We knew almost all the main lines but it is now official: the recovery plan , sorry “France relaunch”, was presented this Thursday by Jean Castex and part of the government. 100 billion euros, 40 of which are financed by the European Union . A plan of unprecedented magnitude for a crisis which is no less so.
The Prime Minister repeated it: the priority is employment. But does it measure up? 20 Minutes wanted to know more and spoke with economist Stéphanie Villers, who will release next week The economic crisis of 2020, towards a new world? , co-written with Henri Sterdyniak, at Economica.
Jean Castex said he expected 160,000 jobs created with the stimulus plan. Isn’t it expensive to pay, 100 billion for that?
We are facing an economically disastrous situation, it must be said. The GDP will fall by more than 10%, unprecedented. It is not so much the cost of the 160,000 jobs that must be seen, but the destruction of jobs in the face. At the end of August, there were 60,000 job losses, that could go up to 1 million unemployed at Pôle emploi and more probably around 800,000. Faced with these 800,000 people, is it really satisfying to say that only about one in four will find a job thanks to this plan?
So, is this plan 100 billion well spent?
There is no magic bullet. The state cannot hire all of these 800,000 people and turn them into civil servants. We don’t have the means. The state can not oblige companies either, in particular in this context. Companies face immense uncertainties about their ability to generate revenue. The state therefore does not have much more room for maneuver than that.
What happens then beyond these 160,000 potential jobs?
This recovery plan is a confidence boosting plan. In the short term, the State has protected the employment of private sector employees through, in particular, partial unemployment. This allowed the constitution of colossal savings on the part of households: 100 billion. This is a positive factor, because the French economy has this windfall which exists and which needs to be reinjected. And the stimulus plan, it encourages confidence because it gives visibility, Jean Castex for example said that there would be no increase in taxes. The government wants households to understand that they don’t have to set aside because their savings will not be taken. So, that they can consume, invest with this savings. The other lever is there.

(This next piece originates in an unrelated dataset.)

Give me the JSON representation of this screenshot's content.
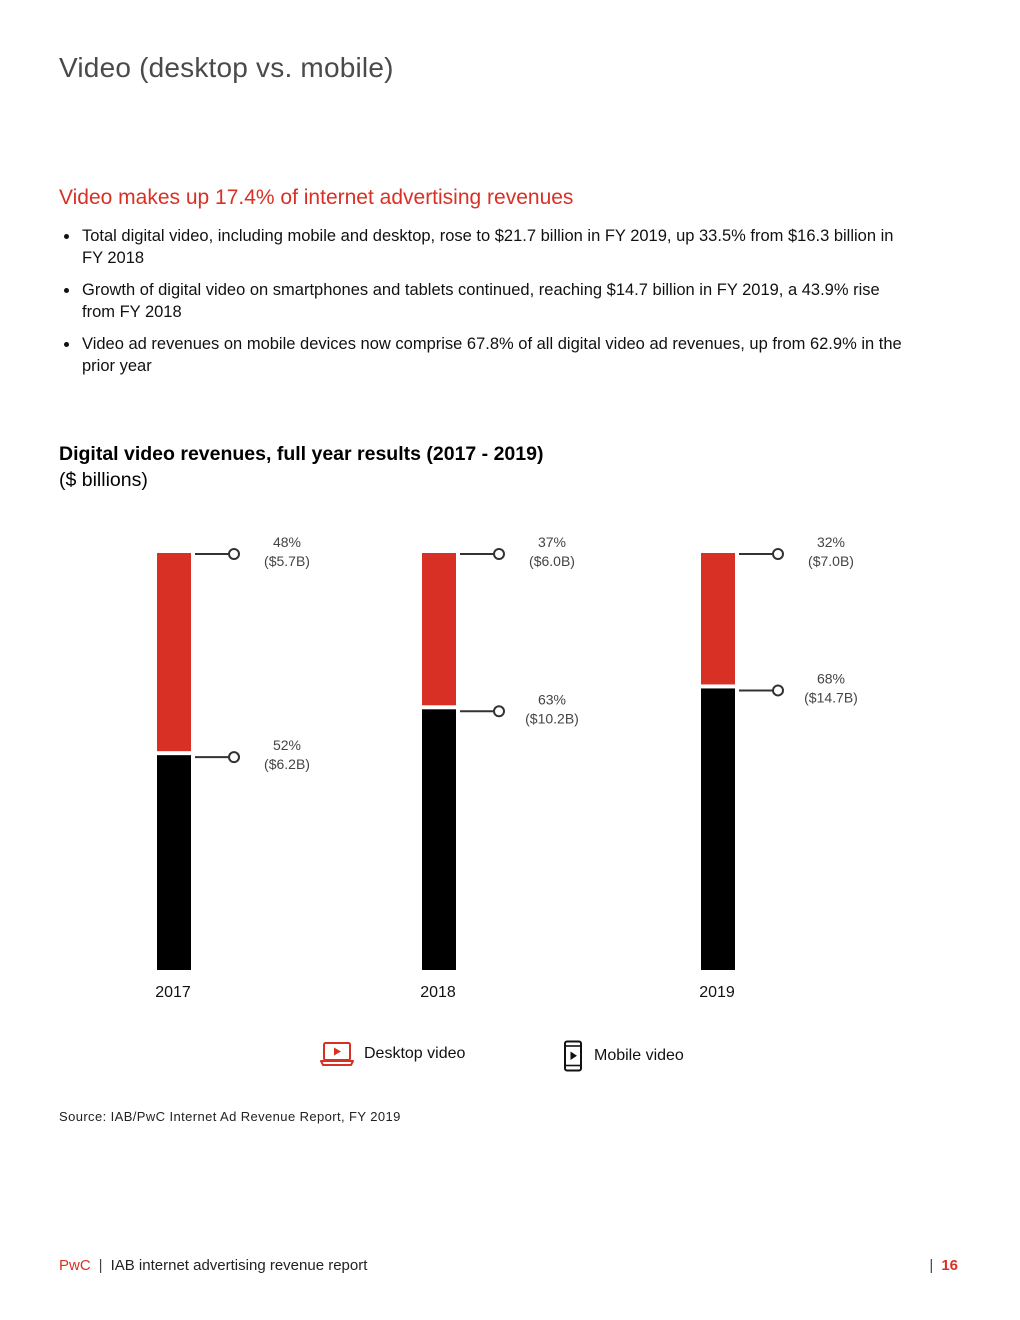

You tell us that it is about creating confidence: is it the way to respond to this particular economic crisis, exogenous, that is to say linked to an unprecedented health crisis?
Yes, because this unprecedented crisis, linked to the shutdown of the economy, has psychological impacts. However, we can clearly see in this re-entry that there is an upsurge in cases which prompted the government to impose the wearing of a mask in business. We know that as long as there are these barrier measures, the French risk being cautious, telling themselves that there is this virus which is still circulating. It will prevent production and consumption as before.
It has been said that it was a priori not possible to hire 800,000 people to make them civil servants, but what about subsidized jobs?
There is the support of 5,000 euros for each apprenticeship contract and the check of 4,000 euros for each hiring of a young person. The question is: “is that enough to get the company to hire?” I am rather circumspect because these 750,000 young people, graduates or not, who arrive on the job market, have not experienced the same treatment as the employees of the private sector who had during the crisis a support by the State through partial unemployment. There, for young people, it is 4,000 euros for a hire. It is beyond measure. It is an unfair trade-off: we always favor those who are employed when we know the difficulty, not new, that there is in accessing the job market in France for young people. Hiring a young person by a company is a risk, an investment in the future. And right now, the majority of businesses can’t afford it, they are very short-term, they are looking not to destroy all their cash.
When we listen to you, we wonder if to respond to this unprecedented crisis the “traditional” form of a recovery plan is the right solution …
This plan is necessary. But we know that the essential will come from the psychology of individuals as well as companies. That is to say that, if they are depressed, the 100 billion that are sleeping in their accounts will not be reinjected into the economy. We can imagine that there will be a return to normal, that we will find pre-crisis levels, we are not lost forever. But the whole question is: how long is it going to take. And there, there is an unavoidable, indispensable, essential and ultimately the only variable: it is confidence.